Like its predecessor, it’s very strong visually. This is a much more rural film, and it takes full advantage of the vast sweep of the Catskills, placing tiny figures in the middle of oceans of trees, under looming skies. Interiors make great use of light and shadow, and the shot composition is again thoughtful, inventive, and focused. It’s also got the same sense of evocative surrealism, though the contrast is less dramatic here because this is a more explicitly supernatural story. Regardless, it’s striking all the same, from small details in the waking world to full-on visions that remind me of nothing so much as Ken Russell at his most hallucinatory or the weirder moments in In The Earth, making use of effects work that runs the gamut from tasteful to berserk, but never cheap-looking. Again, I’ve seen movies made by big studios that don’t look this good or have such a singular vision. The acting and dialogue is still a little stiff, but it’s placed in such a vivid visual context that, like The Deeper You Dig, it’s easy to forgive. It’s working with a much bigger cast, more locations, and a broader visual palette, and its reach rarely exceeds its grasp in that respect. Like its predecessor, it does err a little on the slow and deliberate side, but strange little bits of business are peppered throughout so it doesn’t feel so much like it’s spinning its wheels. Acts are punctuated by Izzy and her mother playing music, running the gamut from gothy to playful to raging, and even though it's just them playing for each other and themselves, they get fully made up and costumed for it, which lands just strangely enough to add to what already feels off-kiler on its own. It does sometimes feel a little inert, like you know what you’re supposed to take away from a scene but it doesn’t have the impact you’d expect, but it more than comes good in the end, which builds real dread as you start to understand exactly what’s happening, the implications of things you saw earlier, landing on an absolute “oh, fuck” moment that inverts a friendly interaction from the beginning of the film in a way that’s absolutely chilling.

In a lot of ways it’s a film about discovery, and legacy, and the ambition of youth.
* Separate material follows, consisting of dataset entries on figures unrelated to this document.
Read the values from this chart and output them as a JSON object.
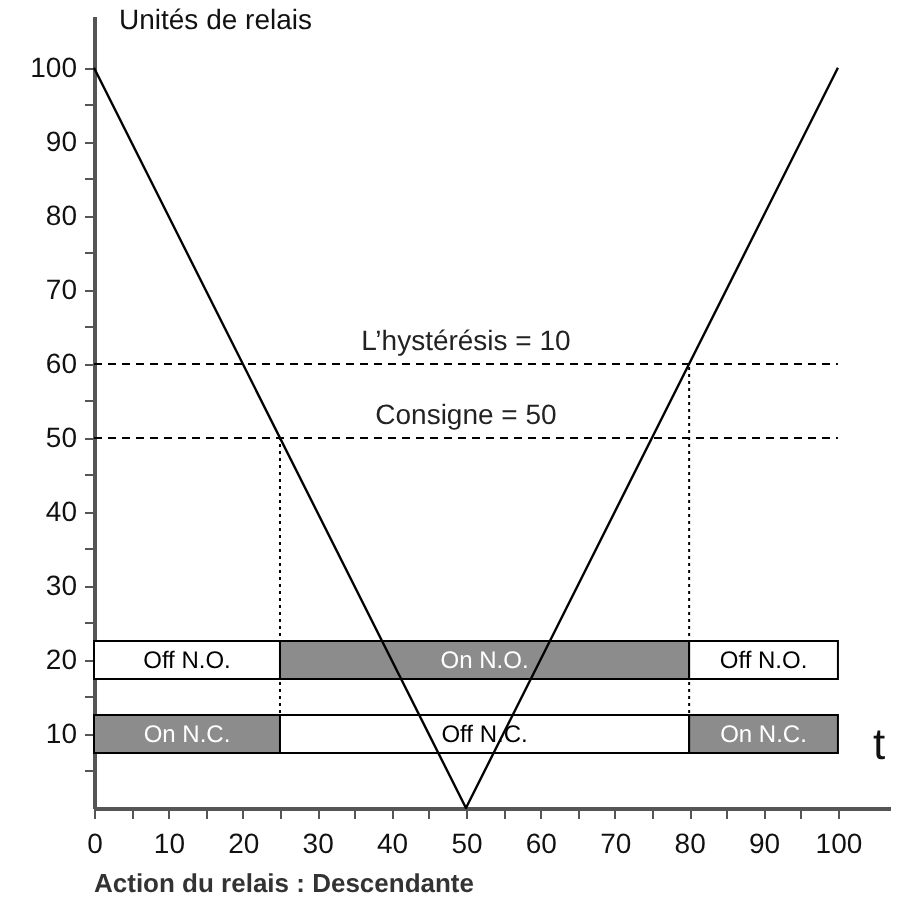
{
  "chart_data": {
    "type": "line",
    "xlabel": "t",
    "ylabel": "Unités de relais",
    "annotations": [
      "Action du relais : Descendante",
      {
        "text": "L’hystérésis = 10",
        "x": 50,
        "y": 60
      }
    ],
    "xlim": [
      0,
      107
    ],
    "ylim": [
      0,
      107
    ],
    "xticks": [
      0,
      {
        "value": 5,
        "label": null
      },
      10,
      {
        "value": 15,
        "label": null
      },
      20,
      {
        "value": 25,
        "label": null
      },
      30,
      {
        "value": 35,
        "label": null
      },
      40,
      {
        "value": 45,
        "label": null
      },
      50,
      {
        "value": 55,
        "label": null
      },
      60,
      {
        "value": 65,
        "label": null
      },
      70,
      {
        "value": 75,
        "label": null
      },
      80,
      {
        "value": 85,
        "label": null
      },
      90,
      {
        "value": 95,
        "label": null
      },
      100
    ],
    "yticks": [
      {
        "value": 5,
        "label": null
      },
      10,
      {
        "value": 15,
        "label": null
      },
      20,
      {
        "value": 25,
        "label": null
      },
      30,
      {
        "value": 35,
        "label": null
      },
      40,
      {
        "value": 45,
        "label": null
      },
      50,
      {
        "value": 55,
        "label": null
      },
      60,
      {
        "value": 65,
        "label": null
      },
      70,
      {
        "value": 75,
        "label": null
      },
      80,
      {
        "value": 85,
        "label": null
      },
      90,
      {
        "value": 95,
        "label": null
      },
      100
    ],
    "series": [
      {
        "color": "#000000",
        "x": [
          0,
          50,
          100
        ],
        "values": [
          100,
          0,
          100
        ]
      }
    ],
    "bands": [
      {
        "axis": "x",
        "from": 0,
        "to": 25,
        "label": "Off N.O.",
        "color": "#ffffff"
      },
      {
        "axis": "x",
        "from": 25,
        "to": 80,
        "label": "On N.O.",
        "color": "#8c8c8c"
      },
      {
        "axis": "x",
        "from": 80,
        "to": 100,
        "label": "Off N.O.",
        "color": "#ffffff"
      },
      {
        "axis": "x",
        "from": 0,
        "to": 25,
        "label": "On N.C.",
        "color": "#8c8c8c"
      },
      {
        "axis": "x",
        "from": 25,
        "to": 80,
        "label": "Off N.C.",
        "color": "#ffffff"
      },
      {
        "axis": "x",
        "from": 80,
        "to": 100,
        "label": "On N.C.",
        "color": "#8c8c8c"
      }
    ],
    "ref_lines": [
      {
        "axis": "y",
        "value": 60,
        "line_style": "dashed"
      },
      {
        "axis": "y",
        "value": 50,
        "label": "Consigne = 50",
        "line_style": "dashed"
      },
      {
        "axis": "x",
        "value": 25,
        "line_style": "dotted"
      },
      {
        "axis": "x",
        "value": 80,
        "line_style": "dotted"
      }
    ],
    "grid": false
  }
}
This isn’t exclusively (or even usually) the realm of horror films, but here it ultimately pays off in the language of nightmares. It’s not really a folk horror film, but its take on witchcraft owes a lot to folk horror and pagan beliefs in general, and it’s central to the film’s conceit. The magic is heavily rooted in nature, all moss and berries and mushrooms and twigs and blood. It’s a earthy film, I think, a film that is comfortable with blood and death as part of the cycle of existence, one that’s almost celebratory about things that most horror films use for shock value. It’s all nature, the film says, it all comes from the earth, from the body, from life and death, It’s a cycle as inevitable as the seasons, or the relationship between wolves and sheep. Adolescence is a time of self-discovery, a time to find out who and what you really are, whether others want you to be that or not. It’s not perfect, but it’s got far, far more going for it than yet another zombie film or demonic possession film or slasher movie. It’s entirely its own thing and all the better for it.